The prospect of peaches

I do tend to waffle on about peaches rather a lot, but, although they are something of a labour, a perfectly ripe peach has to be one of the most delicious of fruits. A few weeks ago I was busy hand pollinating the peach blossom – see previous post tickling the peaches. On a good sized fan trained tree with heavy blossom this takes quite some time to do properly. It is important though, as there are few pollinating insects flying when the peaches are in flower. Today, I noticed that we appear to have achieved great fruit set, so that the effort looks like being rewarded. Small fruitlets are clearly visible now amongst the fading petals, and a very high percentage of flowers appear to have been successfully pollinated. It is, of course, a little too early to get excited – there is often a natural drop of fruit later in the year – and many things can go wrong before we get any ripe fruit, but there is, at least, a great prospect for our peaches this year.

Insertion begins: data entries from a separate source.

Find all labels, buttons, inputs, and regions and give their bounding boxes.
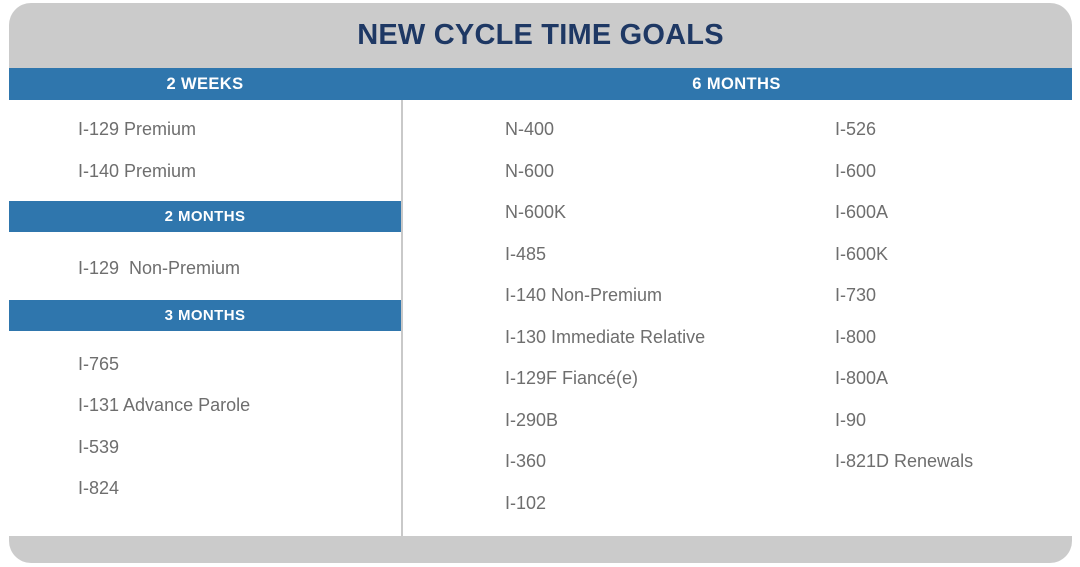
content-area: I-129 Premium I-140 Premium 2 MONTHS I-1… [9, 100, 1072, 536]
form-item: I-800A [835, 368, 889, 389]
form-item: N-400 [505, 119, 555, 140]
form-item: I-129F Fiancé(e) [505, 368, 639, 389]
form-item: I-800 [835, 326, 877, 347]
form-item: I-600 [835, 160, 877, 181]
form-item: N-600 [505, 160, 555, 181]
form-item: I-102 [505, 492, 547, 513]
form-item: I-600K [835, 243, 889, 264]
column-6-months-2: I-526 I-600 I-600A I-600K I-730 I-800 I-… [835, 100, 1072, 536]
form-item: I-290B [505, 409, 559, 430]
form-item: I-600A [835, 202, 889, 223]
form-item: I-539 [78, 436, 120, 457]
form-item: I-821D Renewals [835, 451, 974, 472]
section-header-6-months: 6 MONTHS [692, 74, 781, 93]
form-item: I-730 [835, 285, 877, 306]
column-2-weeks: I-129 Premium I-140 Premium 2 MONTHS I-1… [9, 100, 401, 536]
form-item: I-140 Non-Premium [505, 285, 663, 306]
form-item: I-131 Advance Parole [78, 395, 251, 416]
form-item: I-140 Premium [78, 160, 197, 181]
section-header-bar: 2 WEEKS 6 MONTHS [9, 68, 1072, 100]
page-title: NEW CYCLE TIME GOALS [357, 19, 724, 51]
form-item: I-90 [835, 409, 867, 430]
cycle-time-goals-card: NEW CYCLE TIME GOALS 2 WEEKS 6 MONTHS I-… [9, 3, 1072, 563]
form-item: I-526 [835, 119, 877, 140]
form-item: N-600K [505, 202, 567, 223]
form-item: I-130 Immediate Relative [505, 326, 706, 347]
section-header-2-weeks: 2 WEEKS [166, 74, 244, 93]
vertical-divider [401, 100, 403, 536]
column-6-months-1: N-400 N-600 N-600K I-485 I-140 Non-Premi… [403, 100, 835, 536]
form-item: I-765 [78, 353, 120, 374]
form-item: I-485 [505, 243, 547, 264]
form-item: I-824 [78, 478, 120, 499]
section-header-3-months: 3 MONTHS [9, 299, 401, 331]
card-footer [9, 536, 1072, 563]
card-header: NEW CYCLE TIME GOALS [9, 3, 1072, 68]
section-header-2-months: 2 MONTHS [9, 201, 401, 232]
form-item: I-129 Non-Premium [78, 258, 241, 279]
form-item: I-360 [505, 451, 547, 472]
form-item: I-129 Premium [78, 119, 197, 140]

All three of our peach trees will need thinning later, when the fruitlets are about the size of a walnut. The Pêche de Vigne, which is the most developed of our three peaches, will probably need to be limited to just two, or at most three, fruits per branch, and some support may be needed so that the relatively slender branches can take the weight without damage. Our Early Rivers peach, which was completely covered in blossom, will most likely need extensive thinning. Even once the poorly placed fruitlets, such as those facing the wall, are removed there will still be too many for the tree to bring to perfection. Our Bellegarde peach bore the least blossom this year, much less than Early Rivers, but will at least need poorly placed fruitlets to be removed. Hopefully, the embryonic fruits that are visible today will develop well over the coming months.